A New York federal prosecutor who says “absolute independence” was his touchstone for more than seven years as he battled public corruption announced he was fired Saturday after he refused a day earlier to resign.
Preet Bharara, 48, revealed his firing on his personal Twitter account after it became widely known hours earlier that he did not intend to step down in response to US Attorney General Jeff Sessions’ request that leftover appointees of former US president Barack Obama quit.
“I did not resign. Moments ago I was fired,” Bharara tweeted.
Photo: Reuters
“Serving my country as US Attorney here for the past seven years will forever be the greatest honor of my professional life, no matter what else I do or how long I live. One hallmark of justice is absolute independence, and that was my touchstone every day that I served,” he said in a later statement.
He said current US Deputy Attorney Joon Kim would serve as acting US attorney for the southern district of New York.
The US Department of Justice late on Saturday confirmed Bharara was no longer a US attorney, but declined to expound.
A little more than three months ago, then-US president elect Donald Trump asked Bharara to remain on the job and Bharara told reporters after the Trump Tower meeting that he had agreed to do so.
Bharara was appointed by then-US president Barack Obama in 2009. In frequent public appearances, Bharara has decried public corruption after successfully prosecuting more than a dozen state lawmakers, Democrats and Republicans alike.
Sessions’ decision to include Bharara’s name on the list of 46 resignations of holdovers from Obama’s administration surprised prosecutors in Manhattan, New York.
While it is customary for a new president to replace virtually all of the 93 US attorneys, it often occurs at a slower pace.
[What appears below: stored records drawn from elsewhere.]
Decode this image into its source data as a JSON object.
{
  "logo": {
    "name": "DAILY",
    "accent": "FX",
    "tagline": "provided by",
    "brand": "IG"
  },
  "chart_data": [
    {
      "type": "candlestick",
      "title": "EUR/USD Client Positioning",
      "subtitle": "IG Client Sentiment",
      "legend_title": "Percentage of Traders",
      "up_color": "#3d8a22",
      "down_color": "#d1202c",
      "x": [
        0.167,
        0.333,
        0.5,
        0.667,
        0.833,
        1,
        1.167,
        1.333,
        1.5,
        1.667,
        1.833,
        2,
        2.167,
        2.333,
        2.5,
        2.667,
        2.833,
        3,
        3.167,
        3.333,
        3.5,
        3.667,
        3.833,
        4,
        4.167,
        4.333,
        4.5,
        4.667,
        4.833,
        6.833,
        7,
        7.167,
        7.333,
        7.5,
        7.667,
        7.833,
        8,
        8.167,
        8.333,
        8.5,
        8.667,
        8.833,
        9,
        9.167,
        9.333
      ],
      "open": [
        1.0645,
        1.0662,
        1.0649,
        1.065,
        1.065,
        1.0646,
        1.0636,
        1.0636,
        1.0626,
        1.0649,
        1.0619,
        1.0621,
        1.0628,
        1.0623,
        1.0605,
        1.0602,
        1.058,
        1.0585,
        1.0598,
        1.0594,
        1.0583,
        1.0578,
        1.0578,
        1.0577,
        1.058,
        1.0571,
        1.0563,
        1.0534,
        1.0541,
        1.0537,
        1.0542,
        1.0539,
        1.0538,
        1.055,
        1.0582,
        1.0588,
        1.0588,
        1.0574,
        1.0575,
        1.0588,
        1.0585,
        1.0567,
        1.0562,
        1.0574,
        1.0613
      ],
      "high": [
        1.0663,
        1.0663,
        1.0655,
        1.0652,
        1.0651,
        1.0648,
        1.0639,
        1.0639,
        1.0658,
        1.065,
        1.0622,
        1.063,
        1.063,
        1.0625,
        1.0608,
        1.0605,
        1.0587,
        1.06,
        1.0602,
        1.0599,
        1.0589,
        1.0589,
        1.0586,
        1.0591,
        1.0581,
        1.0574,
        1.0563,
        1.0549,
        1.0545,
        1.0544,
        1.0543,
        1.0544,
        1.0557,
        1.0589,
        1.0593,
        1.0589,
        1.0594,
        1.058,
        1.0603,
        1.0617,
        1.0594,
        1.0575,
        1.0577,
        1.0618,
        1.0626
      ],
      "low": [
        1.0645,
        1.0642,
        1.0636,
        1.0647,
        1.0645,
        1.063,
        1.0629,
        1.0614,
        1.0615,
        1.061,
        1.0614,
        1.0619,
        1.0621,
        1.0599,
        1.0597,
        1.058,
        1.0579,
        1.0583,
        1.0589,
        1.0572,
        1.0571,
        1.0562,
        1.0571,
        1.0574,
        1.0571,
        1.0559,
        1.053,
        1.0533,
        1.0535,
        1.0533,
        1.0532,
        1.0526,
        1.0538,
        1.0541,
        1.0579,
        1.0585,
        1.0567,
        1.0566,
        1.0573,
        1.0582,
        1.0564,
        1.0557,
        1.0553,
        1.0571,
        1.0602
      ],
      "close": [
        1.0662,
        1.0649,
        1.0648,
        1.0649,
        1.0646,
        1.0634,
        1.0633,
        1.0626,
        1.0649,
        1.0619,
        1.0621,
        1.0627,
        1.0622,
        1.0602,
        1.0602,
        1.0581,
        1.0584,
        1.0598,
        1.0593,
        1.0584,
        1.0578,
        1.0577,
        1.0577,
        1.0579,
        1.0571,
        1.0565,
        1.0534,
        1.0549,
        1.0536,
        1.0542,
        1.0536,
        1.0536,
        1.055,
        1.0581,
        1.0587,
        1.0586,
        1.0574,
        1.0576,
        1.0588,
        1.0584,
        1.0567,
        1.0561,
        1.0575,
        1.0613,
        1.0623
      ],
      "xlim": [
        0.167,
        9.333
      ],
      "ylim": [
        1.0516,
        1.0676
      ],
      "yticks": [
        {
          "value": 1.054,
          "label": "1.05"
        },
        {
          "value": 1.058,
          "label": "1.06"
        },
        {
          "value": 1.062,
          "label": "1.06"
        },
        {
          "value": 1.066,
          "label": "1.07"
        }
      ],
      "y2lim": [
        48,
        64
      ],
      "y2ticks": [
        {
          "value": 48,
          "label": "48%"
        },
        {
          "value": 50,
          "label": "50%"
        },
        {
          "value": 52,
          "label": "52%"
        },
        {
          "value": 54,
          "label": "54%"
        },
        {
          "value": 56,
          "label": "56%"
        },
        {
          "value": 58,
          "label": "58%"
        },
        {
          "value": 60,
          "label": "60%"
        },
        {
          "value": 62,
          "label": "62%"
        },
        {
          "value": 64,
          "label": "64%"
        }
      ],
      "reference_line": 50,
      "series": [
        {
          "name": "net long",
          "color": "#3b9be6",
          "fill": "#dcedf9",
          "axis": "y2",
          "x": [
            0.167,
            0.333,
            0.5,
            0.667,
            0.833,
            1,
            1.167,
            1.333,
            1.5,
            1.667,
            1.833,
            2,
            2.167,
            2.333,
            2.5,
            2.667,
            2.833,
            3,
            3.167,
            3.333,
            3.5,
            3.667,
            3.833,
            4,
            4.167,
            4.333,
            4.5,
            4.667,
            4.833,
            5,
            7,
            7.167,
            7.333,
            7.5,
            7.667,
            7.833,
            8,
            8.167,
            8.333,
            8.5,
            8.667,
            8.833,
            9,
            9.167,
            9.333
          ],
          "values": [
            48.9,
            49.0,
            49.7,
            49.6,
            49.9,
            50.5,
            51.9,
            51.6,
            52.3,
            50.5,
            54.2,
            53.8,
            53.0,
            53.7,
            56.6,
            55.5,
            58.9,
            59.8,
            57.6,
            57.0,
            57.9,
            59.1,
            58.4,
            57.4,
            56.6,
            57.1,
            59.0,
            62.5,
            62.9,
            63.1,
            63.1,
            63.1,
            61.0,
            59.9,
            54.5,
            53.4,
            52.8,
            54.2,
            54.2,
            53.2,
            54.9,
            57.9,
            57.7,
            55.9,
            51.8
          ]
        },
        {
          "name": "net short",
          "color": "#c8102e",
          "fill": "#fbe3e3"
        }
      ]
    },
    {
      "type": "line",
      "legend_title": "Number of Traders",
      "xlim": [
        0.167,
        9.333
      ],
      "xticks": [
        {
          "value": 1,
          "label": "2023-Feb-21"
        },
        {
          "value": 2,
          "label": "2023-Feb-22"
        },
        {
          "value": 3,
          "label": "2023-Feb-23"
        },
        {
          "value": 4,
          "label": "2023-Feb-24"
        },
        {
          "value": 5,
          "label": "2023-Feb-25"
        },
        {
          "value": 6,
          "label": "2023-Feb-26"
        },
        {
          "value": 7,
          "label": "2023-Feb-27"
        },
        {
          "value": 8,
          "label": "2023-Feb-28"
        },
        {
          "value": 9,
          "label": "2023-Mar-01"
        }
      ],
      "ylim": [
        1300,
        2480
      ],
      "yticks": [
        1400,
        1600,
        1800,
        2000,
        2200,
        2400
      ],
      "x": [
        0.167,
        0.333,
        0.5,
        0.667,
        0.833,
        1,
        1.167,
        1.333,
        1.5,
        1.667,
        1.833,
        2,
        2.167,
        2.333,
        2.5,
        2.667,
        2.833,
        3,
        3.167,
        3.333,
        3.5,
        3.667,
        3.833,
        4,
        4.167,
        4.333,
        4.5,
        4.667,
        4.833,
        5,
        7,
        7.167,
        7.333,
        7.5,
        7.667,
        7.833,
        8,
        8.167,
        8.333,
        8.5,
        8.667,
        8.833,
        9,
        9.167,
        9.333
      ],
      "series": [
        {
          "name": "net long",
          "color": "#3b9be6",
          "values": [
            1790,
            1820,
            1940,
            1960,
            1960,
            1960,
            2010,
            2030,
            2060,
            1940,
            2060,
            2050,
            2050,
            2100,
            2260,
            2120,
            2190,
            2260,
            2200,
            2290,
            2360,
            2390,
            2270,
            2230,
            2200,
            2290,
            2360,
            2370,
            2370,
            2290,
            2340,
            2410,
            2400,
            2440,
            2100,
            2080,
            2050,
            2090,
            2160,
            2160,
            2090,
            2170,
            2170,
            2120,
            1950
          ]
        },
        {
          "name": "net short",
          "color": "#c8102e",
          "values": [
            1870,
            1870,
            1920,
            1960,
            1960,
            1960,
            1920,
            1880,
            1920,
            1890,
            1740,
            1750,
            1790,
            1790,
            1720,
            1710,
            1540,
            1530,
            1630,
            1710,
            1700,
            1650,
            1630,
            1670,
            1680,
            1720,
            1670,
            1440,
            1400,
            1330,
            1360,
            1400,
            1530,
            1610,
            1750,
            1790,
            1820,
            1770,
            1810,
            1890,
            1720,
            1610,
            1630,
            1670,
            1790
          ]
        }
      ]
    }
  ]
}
Sessions lost his position as US attorney for the southern district of Alabama in a similar sweep by then-US attorney general Janet Reno in 1993.
Robert Morgenthau, a Democratic US attorney in Manhattan, famously held out for nearly a year after Republican former US president Richard Nixon’s 1969 inauguration, saying he needed to see some important cases through.
He ultimately left in January 1970, after the White House declared he was being replaced and announced a nominee.
New York Senator Charles Schumer, a Democrat, said in a statement on Friday that he was “troubled to learn” of the resignation demands, particularly of Bharara, since Trump called him in November last year and assured him that he wanted Bharara to remain in place.
Bharara, once lauded on the cover of Time magazine as the man “busting Wall Street” after he successfully prosecuted dozens of insider traders, has in recent years gone after more than a dozen state officeholders — including New York’s two most powerful lawmakers.
It also was recently revealed that his office is investigating the financial terms of settlements of sexual-harassment claims against Fox News by its employees.
The request from Sessions came as Bharara’s office is prosecuting former associates of Democratic New York Governor Andrew Cuomo in a bribery case. Also, prosecutors recently interviewed New York City Mayor Bill de Blasio as part of a probe into his fundraising.
The mayor’s press secretary has said the mayor is cooperating and that he and his staff had acted appropriately.
Annemarie McAvoy, a former Brooklyn federal prosecutor, said it was not surprising Trump might want Bharara gone since there was a good chance any subpoena seeking information about Trump campaign links to Russians would go through his office.
She said it was also possible Trump wanted “to take out as many people as they can in the prior administration given the leaks and problems that they’re having.”
Last week, the quick-witted Bharara initiated a new personal Twitter feed and sent an ominous message in which he linked an AP video of a US Senate hearing focusing on whether federal prosecutors were fired for political reasons.
“This Senate hearing on political interference @DOJ was 10 yrs ago today,” Bharara wrote. “Is that me in the background? Boy I’ve aged.”